Borough rates are worse than the national average and town hall bosses are hoping to make the cut as a ‘trailblazer’ authority.

A bid was submitted to the Local Government Association (LGA) in December, councillors were told this week.

The programme – funded by central government – will see local authorities handed £100k to implement a three year support project to promote healthy lifestyles among youngsters.

An initial cohort of councils will be chosen to take part in a ‘discovery phase’, which will see them receive £10k to develop a ‘bold and innovative’ action plan.

The LGA has said the result of its selection process will be revealed in the coming weeks.

Members of the children and young people scrutiny committee were told this week that if its bid is successful, the council will be able to find fresh ways to provide tailored support.

A report by officer Liz Ireland said although borough figures for reception children are ‘gradually improving’, concern remains about those in year six.

Latest public health figures say 21.1pc of Wigan’s 10 or 11-year-olds are obese, worse than the national average.

The council’s Start Well early years reforms have made an impact, officers have previously said, along with initiatives such as the Daily Mile and the Daily Toddle being adopted by many schools and nurseries.

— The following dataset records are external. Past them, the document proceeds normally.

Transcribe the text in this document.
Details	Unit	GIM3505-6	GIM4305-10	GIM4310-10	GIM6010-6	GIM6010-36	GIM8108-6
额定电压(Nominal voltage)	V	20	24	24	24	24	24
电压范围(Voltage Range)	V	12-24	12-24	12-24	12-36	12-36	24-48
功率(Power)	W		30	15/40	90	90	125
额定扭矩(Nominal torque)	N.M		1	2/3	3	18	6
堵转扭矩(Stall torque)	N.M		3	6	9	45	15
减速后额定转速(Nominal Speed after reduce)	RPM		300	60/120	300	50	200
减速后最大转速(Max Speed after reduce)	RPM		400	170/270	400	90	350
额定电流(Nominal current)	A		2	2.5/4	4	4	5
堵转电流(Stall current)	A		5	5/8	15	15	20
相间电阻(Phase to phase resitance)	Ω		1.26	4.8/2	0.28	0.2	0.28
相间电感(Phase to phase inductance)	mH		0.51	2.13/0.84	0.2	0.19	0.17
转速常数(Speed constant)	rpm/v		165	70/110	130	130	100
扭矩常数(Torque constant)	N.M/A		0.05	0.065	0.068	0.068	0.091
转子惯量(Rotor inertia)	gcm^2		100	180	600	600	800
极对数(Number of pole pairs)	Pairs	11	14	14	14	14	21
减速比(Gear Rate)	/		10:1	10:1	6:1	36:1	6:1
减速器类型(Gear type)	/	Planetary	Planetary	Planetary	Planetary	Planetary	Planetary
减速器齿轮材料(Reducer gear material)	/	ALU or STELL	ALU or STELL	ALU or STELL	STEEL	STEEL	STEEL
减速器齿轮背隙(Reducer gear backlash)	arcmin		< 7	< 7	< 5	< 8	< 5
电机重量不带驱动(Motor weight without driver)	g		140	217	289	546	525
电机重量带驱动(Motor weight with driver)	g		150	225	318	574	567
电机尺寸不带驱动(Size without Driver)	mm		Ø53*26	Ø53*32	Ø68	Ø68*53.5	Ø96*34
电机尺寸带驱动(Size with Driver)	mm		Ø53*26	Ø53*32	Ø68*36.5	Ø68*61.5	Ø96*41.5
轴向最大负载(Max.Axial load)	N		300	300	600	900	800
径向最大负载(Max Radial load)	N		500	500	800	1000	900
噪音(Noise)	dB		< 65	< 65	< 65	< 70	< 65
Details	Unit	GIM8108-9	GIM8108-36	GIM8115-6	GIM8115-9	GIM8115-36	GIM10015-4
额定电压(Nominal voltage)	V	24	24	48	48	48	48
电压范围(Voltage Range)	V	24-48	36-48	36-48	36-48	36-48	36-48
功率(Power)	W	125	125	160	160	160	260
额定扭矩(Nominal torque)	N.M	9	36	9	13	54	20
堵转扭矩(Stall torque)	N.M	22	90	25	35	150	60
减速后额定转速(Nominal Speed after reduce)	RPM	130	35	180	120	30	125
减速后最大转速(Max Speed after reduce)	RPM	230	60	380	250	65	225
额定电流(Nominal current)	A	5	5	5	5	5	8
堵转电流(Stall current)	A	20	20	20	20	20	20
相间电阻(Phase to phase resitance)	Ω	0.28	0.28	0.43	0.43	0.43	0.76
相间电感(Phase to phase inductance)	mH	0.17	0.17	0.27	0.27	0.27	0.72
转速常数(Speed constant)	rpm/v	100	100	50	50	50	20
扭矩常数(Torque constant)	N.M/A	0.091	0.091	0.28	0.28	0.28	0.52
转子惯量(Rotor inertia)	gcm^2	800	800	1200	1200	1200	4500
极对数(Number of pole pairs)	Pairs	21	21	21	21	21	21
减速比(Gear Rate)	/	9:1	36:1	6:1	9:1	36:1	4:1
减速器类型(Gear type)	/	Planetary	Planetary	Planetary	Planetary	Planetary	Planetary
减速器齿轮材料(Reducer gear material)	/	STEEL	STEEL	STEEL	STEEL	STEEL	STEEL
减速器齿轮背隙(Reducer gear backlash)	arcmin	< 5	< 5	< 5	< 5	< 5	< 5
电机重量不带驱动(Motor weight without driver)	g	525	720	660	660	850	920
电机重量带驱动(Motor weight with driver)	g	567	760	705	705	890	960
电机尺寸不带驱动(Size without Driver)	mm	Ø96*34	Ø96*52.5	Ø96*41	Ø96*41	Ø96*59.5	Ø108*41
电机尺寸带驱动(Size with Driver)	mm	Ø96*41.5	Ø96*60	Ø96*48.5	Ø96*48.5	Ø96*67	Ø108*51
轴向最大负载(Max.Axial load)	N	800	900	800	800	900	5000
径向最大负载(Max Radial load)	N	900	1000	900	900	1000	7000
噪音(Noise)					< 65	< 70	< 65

“One in 10 children are already overweight or obese on entering reception. This rises to one in five in year six with boys more likely to be classed as obese,” the LGA website says.

“There is a ‘deprivation gap’ with children from deprived areas more than twice as likely to be obese and more than four times as likely to be severely obese than children in the least deprived areas.

“Councils have a vital role to play to tackle childhood obesity but there can be significant obstacles.

“To address this, Government committed to a three year trailblazer programme to work with council-led projects in England to tackle childhood obesity at a local level, with a particular focus on inequalities.”